Желания спорить у отца Филипа не было.
– Да, именно оно и держит. Так-с, на чем я остановился. Тихон, не встревай! Человек – это собирательный образ, название для кучи клеток, убеждений и прочего. Отсюда следует, что человека, как такового – нет.
Тут отче задумался, потому что из его логики следовало, что и дома нет, и улицы и, тем более,
–Ну, раз человека вообще нет, то и дядек никаких тем более не имеется, – весело согласился Архип, хлопнув себя по коленке, – пусть меня не будет дядей, я согласен!
Вот таким чудесным образом, согласившись с собственным небытием, дядя Архип обрел суть, потому что истинное «я» – это «не я», как давно и убедительно доказали своим примером просветленные Востока и Запада.

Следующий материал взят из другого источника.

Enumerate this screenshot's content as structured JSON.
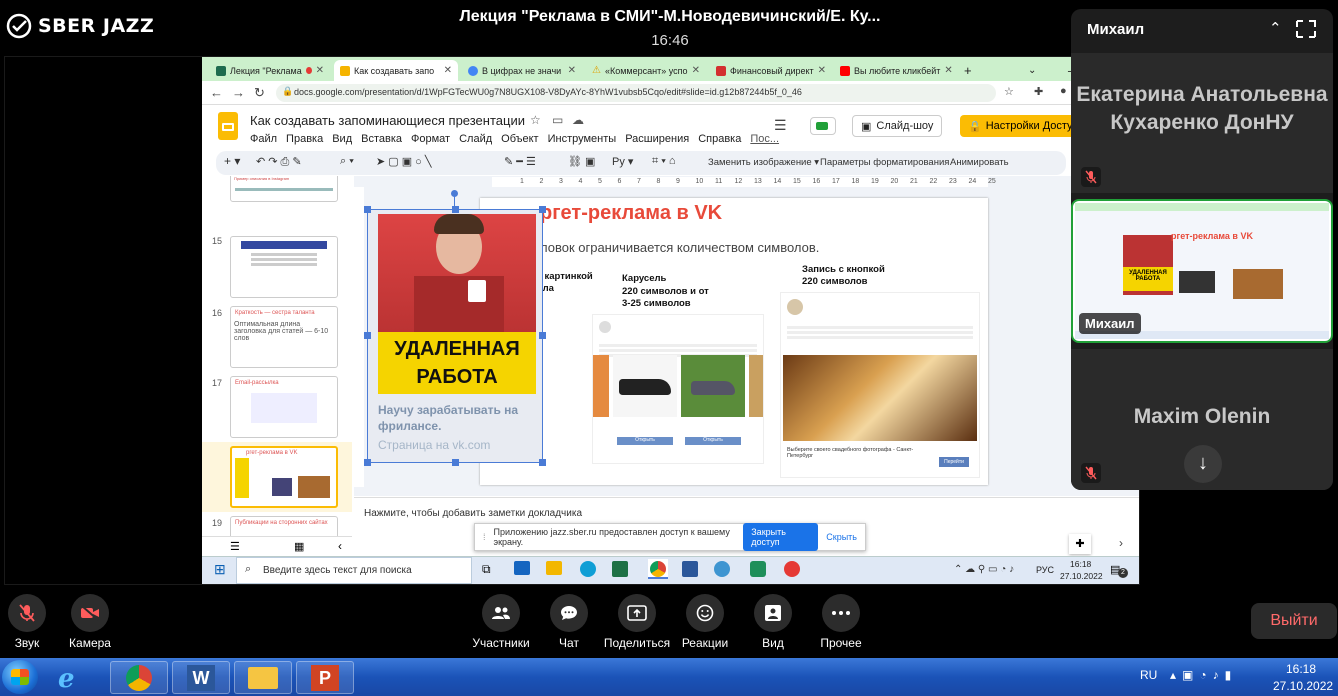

Но позывной Архипу все-таки нужен был, тем более такой солидный, как «дядя» – потому что четыре буквы в слове, как погоняло блатного на зоне. Поэтому братцы-троица еще покипятились малость, побулькали и все-таки оставили «дядю» за Архипом примерно в том смысле, который имеют в виду дети, когда видят кого-то большего габаритами, массой, а стало быть и другими качествами – умом, например, или силой.
– Может, я буду Сила Архип? – закинул идею Архип.
– Оставайся Дядей, – отмахнулся отец Филип.
Он любил оставлять за собой последнее слово, потому что за ним была вера, значившая куда больше, чем факт.
Вера
– Вот смотри, – произнес Тихон, – сейчас я тебе, Архип, покажу разницу между верой и знанием.
Он протянул Архипу сомкнутую в кулак ладонь, костяшками вверх. А кулак был и вовсе кулачок, отнюдь не кулачище мордоворота с ринга. Угрозы такое костно-мышечное сооружение не представляло из себя никакой, разве что смеху ради.
– И? – задал свой любимый коучинговый вопрос Архип.
– И вот ответь мне, – сказал Тихон, – веришь ли ты, что у меня в руке монетка?
Архип перенес взгляд с кулака Тихона на его светлый лик. Тихон улыбался, глаза яркие такие были, чистые, ибо «Шипр» куда лучше зашел ввечеру, нежели «Огни Москвы». Не было в таких глазах подвоха, и быть не могло.
– Конечно, верю, – твердо произнес Архип.
– Почему? – удивился Тихон.
– Потому что ты хороший человек, – объяснил Архип, – ты же не станешь меня обманывать? Ты ж меня любишь.
Не разжимая руки, Тихон почесал ею бороденку. Потом тяжко вздохнул, будто с ребеночком бестолковым имеет дело, и сказал:
– Спасибо, конечно, тебе. Но вот давай от моих несомненных качеств абстрагируемся, и попробуем объективно. Ты ведь, на самом деле, не только в том не уверен, что сейчас в кулаке монетка, но даже в том, что она у меня вообще есть. Кроме того, это может быть не монета, а… э-э, пуговица там, или конфетка. Разве не так?
Архип призадумался, что было видно по невесть откуда взявшимся морщинам на его лобике. Морщины добавляли извилин коре головного мозга, увеличивая мыслительные способности Архипа. Опускаясь мясистыми шторками на третий глаз, они отражали взор интеллекта внутрь, растворяя всё заскорузлое и высвечивая то, что в тени.